You seem very set on this goal, so I won’t try to dissuade you any further. In my opinion, it’s not a feasible project except in the short term. Nothing is impossible though.
I wouldn’t expect to see something like this on a stock marketplace for any price point. If you ever do, I would urge extreme caution, as you will require frequent updates and probably support as well. New scripts will be extremely buggy, because the number of edge cases when crawling across the web (particularly for search engine indexing purposes) is staggering.
Let me explain some potential hurdles.
First, the reason I say PHP is a horrible language choice for this kind of crawling is that it can only do one thing at a time. There are ways around this, but it’s still not great. Something like Node.js is simple to program with and can crawl hundreds of pages simultaneously, but this is one of the least efficient solutions.
You should know that many websites require a web browser to view correctly. Google has switched to crawling using something like Puppeteer (basically a Chromium browser) to be able to view client-side websites. It is possible for a script to do this, but you’ll exhaust your server’s resources quickly as you begin to scale up.
Additionally, you will quickly run into issues with your user agent. Cloudflare may start to block you. You will need to apply with them as a trusted agent, which is a fairly simple process, but you’ll need to get off the ground and build reputation first.
A database for this kind of project can get extremely demanding. It’s not as simple as storing a copy of each page’s text. Indices must be built with fragments of the text, this data adds up quickly, and can require significant compute power to both insert and query.
If your search engine ever does maintain a large number of pages, it will most likely be crawling 24/7. Remember that you need to periodically fetch existing pages in your index as well. This means constant inserts and updates to the database.
The problem with constant “upserts” into the database is that they often block queries. This can get quite serious, quite quickly, and this is a fundamental reason that search engines don’t update their user-facing databases in real-time. In the beginning, a strategy may be to maintain 2-3 databases, one for reads, one for writes, and one to sync and buffer between them nightly.
If I imagine something like this being in a stock script, I wouldn’t expect it to scale very far.

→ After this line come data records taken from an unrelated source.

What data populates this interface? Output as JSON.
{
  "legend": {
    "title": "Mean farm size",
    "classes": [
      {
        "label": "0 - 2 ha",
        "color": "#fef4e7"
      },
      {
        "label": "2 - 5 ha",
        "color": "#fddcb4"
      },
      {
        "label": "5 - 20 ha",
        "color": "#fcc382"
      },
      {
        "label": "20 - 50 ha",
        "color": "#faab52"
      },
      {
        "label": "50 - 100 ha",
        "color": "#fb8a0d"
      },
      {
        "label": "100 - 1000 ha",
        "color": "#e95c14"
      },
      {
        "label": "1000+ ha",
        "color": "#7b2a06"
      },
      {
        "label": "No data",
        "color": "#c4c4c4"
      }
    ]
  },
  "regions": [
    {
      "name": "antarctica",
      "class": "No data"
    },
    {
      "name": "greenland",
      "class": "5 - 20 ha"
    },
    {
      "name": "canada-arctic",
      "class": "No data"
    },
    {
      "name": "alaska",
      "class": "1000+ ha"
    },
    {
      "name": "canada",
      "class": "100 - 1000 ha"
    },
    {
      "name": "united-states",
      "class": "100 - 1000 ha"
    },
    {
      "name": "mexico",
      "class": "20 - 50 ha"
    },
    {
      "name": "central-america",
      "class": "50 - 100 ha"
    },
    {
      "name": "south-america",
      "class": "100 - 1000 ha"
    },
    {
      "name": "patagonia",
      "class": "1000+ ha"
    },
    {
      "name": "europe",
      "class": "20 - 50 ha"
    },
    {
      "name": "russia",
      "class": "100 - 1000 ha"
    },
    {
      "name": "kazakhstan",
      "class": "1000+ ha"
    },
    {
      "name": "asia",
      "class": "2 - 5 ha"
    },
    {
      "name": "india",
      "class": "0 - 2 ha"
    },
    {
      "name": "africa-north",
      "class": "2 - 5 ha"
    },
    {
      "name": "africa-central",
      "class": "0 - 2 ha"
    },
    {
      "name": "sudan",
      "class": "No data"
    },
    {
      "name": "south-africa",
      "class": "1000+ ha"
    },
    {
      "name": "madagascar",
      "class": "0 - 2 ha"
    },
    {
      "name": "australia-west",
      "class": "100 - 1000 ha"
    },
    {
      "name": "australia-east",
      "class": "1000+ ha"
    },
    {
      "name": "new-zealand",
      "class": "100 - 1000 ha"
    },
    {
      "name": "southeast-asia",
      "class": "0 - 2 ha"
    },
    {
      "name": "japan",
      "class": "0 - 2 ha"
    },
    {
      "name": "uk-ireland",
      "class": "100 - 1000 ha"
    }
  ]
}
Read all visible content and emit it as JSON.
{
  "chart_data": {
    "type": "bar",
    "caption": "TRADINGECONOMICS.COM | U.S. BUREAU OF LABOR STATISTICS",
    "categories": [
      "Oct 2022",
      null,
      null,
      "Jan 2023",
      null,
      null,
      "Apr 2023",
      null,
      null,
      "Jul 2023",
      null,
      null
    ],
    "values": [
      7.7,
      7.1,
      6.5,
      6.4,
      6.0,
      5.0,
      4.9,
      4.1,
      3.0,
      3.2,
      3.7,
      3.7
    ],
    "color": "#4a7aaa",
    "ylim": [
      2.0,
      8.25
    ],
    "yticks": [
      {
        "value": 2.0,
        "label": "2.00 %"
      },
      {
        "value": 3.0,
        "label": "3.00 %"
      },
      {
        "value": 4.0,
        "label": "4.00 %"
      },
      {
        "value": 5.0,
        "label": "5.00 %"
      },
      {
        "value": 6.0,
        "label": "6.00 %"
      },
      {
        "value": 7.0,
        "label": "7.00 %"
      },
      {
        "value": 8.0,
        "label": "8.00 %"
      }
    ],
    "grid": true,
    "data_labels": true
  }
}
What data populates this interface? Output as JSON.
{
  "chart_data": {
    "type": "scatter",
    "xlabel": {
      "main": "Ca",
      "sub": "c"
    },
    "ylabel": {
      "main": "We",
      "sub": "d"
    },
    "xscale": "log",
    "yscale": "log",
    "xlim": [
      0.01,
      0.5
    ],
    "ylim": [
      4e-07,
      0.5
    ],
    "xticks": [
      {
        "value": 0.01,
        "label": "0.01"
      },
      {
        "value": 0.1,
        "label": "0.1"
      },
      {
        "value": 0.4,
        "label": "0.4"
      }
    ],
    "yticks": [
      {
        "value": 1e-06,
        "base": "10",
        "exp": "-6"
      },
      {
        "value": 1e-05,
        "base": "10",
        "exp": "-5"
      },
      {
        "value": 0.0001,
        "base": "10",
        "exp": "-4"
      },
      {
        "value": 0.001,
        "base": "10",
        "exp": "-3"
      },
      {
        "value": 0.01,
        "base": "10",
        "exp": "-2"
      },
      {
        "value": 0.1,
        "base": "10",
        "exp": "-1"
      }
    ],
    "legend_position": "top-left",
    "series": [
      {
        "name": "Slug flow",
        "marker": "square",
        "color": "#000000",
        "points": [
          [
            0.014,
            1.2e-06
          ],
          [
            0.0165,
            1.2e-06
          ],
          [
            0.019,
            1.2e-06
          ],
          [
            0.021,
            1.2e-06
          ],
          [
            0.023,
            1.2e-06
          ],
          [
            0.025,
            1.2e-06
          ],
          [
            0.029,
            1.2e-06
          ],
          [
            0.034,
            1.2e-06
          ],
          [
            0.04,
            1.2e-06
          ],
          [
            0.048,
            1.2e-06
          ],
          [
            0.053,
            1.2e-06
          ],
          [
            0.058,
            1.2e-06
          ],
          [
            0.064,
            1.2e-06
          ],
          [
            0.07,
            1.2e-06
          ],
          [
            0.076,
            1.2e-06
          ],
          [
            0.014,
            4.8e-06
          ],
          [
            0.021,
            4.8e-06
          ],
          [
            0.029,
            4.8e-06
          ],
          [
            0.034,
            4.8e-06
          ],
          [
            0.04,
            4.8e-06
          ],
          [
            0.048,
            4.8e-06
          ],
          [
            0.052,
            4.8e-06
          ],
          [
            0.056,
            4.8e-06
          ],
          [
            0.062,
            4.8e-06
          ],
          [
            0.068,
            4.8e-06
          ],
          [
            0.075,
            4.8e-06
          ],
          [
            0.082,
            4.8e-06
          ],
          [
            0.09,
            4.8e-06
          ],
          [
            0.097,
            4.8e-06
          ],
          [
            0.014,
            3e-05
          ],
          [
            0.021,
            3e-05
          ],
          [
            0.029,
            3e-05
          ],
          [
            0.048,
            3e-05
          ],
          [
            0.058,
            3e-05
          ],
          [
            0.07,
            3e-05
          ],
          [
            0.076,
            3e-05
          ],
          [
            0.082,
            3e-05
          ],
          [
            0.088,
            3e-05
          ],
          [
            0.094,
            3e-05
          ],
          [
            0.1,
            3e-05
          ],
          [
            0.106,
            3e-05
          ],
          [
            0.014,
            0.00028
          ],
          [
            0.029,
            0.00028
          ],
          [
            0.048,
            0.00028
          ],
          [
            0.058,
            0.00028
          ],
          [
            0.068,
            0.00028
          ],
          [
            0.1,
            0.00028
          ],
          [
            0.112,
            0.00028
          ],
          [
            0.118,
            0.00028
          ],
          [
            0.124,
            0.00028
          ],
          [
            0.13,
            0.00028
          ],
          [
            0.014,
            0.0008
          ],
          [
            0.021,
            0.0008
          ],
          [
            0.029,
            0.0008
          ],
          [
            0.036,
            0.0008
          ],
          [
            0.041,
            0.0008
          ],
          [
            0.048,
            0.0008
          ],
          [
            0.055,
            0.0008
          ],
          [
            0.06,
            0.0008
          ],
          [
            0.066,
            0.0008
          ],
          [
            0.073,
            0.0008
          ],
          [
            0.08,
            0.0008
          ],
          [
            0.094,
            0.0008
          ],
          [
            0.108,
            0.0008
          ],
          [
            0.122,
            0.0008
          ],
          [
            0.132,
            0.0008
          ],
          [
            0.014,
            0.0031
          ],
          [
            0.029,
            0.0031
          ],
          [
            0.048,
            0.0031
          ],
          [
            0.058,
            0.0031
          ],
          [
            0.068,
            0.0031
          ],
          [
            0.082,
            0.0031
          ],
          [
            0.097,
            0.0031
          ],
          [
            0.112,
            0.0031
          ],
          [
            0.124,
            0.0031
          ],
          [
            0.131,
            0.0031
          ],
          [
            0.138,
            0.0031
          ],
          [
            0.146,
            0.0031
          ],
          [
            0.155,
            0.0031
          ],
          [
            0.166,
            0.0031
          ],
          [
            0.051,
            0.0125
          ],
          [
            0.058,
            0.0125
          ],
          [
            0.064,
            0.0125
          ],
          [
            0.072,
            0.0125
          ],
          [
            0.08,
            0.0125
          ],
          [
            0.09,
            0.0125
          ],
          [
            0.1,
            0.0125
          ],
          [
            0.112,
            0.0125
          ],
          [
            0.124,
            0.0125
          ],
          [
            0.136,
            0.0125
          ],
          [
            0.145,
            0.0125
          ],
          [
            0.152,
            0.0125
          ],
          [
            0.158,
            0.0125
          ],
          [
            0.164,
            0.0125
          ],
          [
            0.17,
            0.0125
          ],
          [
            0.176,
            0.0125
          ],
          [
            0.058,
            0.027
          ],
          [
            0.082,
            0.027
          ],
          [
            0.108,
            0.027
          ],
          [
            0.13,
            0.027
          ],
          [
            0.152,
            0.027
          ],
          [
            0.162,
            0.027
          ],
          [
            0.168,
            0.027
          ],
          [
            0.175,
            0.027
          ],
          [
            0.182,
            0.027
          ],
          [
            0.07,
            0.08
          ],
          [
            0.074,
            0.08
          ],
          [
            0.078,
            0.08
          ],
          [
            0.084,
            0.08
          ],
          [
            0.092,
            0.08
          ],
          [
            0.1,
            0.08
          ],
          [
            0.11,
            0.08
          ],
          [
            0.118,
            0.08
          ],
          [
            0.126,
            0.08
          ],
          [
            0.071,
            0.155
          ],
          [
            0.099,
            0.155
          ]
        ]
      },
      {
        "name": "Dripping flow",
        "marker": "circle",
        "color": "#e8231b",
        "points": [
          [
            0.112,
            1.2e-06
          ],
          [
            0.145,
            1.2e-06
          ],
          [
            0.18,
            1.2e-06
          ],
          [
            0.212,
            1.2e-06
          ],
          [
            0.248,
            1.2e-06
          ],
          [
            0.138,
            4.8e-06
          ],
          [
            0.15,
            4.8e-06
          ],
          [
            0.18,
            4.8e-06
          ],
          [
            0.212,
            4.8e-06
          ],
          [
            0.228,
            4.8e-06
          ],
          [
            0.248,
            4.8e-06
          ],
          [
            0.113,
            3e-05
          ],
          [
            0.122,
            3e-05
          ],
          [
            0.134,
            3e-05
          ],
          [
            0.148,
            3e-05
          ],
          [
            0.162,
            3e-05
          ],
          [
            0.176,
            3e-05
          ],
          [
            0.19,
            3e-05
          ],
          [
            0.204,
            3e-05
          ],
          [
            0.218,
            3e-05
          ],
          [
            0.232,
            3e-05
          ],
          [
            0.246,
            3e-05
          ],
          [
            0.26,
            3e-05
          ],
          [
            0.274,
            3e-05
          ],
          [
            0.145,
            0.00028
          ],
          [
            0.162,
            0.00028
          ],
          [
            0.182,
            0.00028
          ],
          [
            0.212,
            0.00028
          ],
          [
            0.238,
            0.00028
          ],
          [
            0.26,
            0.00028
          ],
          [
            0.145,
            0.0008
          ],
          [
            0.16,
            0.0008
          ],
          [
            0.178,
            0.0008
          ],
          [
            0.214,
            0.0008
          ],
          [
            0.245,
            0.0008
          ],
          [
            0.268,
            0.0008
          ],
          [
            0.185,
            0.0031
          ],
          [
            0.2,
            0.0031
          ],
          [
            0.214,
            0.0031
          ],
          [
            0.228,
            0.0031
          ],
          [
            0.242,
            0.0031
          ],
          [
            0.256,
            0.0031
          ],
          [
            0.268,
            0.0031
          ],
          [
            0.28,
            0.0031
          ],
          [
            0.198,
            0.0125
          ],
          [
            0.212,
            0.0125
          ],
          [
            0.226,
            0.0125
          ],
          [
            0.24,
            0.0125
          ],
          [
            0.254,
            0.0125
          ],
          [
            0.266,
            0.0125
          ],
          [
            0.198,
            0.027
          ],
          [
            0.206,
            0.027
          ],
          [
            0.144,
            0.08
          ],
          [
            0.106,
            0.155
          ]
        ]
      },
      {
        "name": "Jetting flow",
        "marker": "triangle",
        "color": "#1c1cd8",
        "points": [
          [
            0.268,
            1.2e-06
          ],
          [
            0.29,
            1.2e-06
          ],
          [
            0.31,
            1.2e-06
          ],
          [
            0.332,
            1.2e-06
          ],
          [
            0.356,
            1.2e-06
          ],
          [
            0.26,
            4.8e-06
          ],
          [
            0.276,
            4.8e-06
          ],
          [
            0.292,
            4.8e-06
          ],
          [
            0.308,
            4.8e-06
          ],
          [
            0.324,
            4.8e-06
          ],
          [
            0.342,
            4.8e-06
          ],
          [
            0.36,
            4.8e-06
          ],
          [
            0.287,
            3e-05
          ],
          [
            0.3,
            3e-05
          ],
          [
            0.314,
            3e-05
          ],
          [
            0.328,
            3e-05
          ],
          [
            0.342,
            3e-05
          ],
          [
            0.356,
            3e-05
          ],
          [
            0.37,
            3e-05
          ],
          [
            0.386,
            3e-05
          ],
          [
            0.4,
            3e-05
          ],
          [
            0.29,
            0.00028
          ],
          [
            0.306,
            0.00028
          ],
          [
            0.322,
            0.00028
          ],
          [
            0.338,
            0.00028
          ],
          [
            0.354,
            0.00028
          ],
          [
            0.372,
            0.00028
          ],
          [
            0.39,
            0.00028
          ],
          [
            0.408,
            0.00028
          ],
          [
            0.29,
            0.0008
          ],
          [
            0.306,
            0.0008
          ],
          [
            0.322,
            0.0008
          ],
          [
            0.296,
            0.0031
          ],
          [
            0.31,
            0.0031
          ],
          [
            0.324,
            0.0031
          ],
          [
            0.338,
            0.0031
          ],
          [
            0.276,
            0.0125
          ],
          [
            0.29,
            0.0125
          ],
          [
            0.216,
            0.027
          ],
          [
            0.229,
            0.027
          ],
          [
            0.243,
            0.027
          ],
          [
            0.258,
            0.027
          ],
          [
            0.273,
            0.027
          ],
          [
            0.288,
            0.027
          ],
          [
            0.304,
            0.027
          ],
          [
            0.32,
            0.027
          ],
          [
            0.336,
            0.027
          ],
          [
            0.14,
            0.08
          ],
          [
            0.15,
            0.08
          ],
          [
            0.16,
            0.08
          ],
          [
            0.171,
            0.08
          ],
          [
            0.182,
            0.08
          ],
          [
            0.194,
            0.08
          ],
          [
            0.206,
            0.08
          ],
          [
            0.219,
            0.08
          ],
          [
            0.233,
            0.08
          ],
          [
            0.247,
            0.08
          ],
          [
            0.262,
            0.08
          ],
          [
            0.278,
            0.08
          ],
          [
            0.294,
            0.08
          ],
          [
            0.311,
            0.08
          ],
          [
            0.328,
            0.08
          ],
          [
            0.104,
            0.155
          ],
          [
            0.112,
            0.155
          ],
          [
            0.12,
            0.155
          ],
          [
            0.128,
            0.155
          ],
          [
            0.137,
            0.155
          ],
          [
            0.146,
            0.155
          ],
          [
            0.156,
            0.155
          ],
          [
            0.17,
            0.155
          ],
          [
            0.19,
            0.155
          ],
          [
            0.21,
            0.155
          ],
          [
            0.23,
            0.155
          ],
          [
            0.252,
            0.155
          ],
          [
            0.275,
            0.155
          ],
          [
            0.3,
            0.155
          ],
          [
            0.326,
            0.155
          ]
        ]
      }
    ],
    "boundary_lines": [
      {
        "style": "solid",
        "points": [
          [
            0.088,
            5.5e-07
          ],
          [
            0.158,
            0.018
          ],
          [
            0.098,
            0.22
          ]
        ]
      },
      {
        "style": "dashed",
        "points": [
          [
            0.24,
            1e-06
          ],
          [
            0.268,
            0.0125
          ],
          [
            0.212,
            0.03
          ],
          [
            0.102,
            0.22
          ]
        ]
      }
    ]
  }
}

They would most likely not account for these hurdles, which you can face fairly early on. It may be worthwhile consulting with some freelances, but oversight will be required to make sure they build something that can scale well, depending on how much you intend to grow.
In other words, the platform you require is ultimately going to depend on how big you want to be able to scale. I’m not aware of any scripts on CodeCanyon that fit this at any scale, but regardless of what you find, you should analyze it carefully with your future in mind.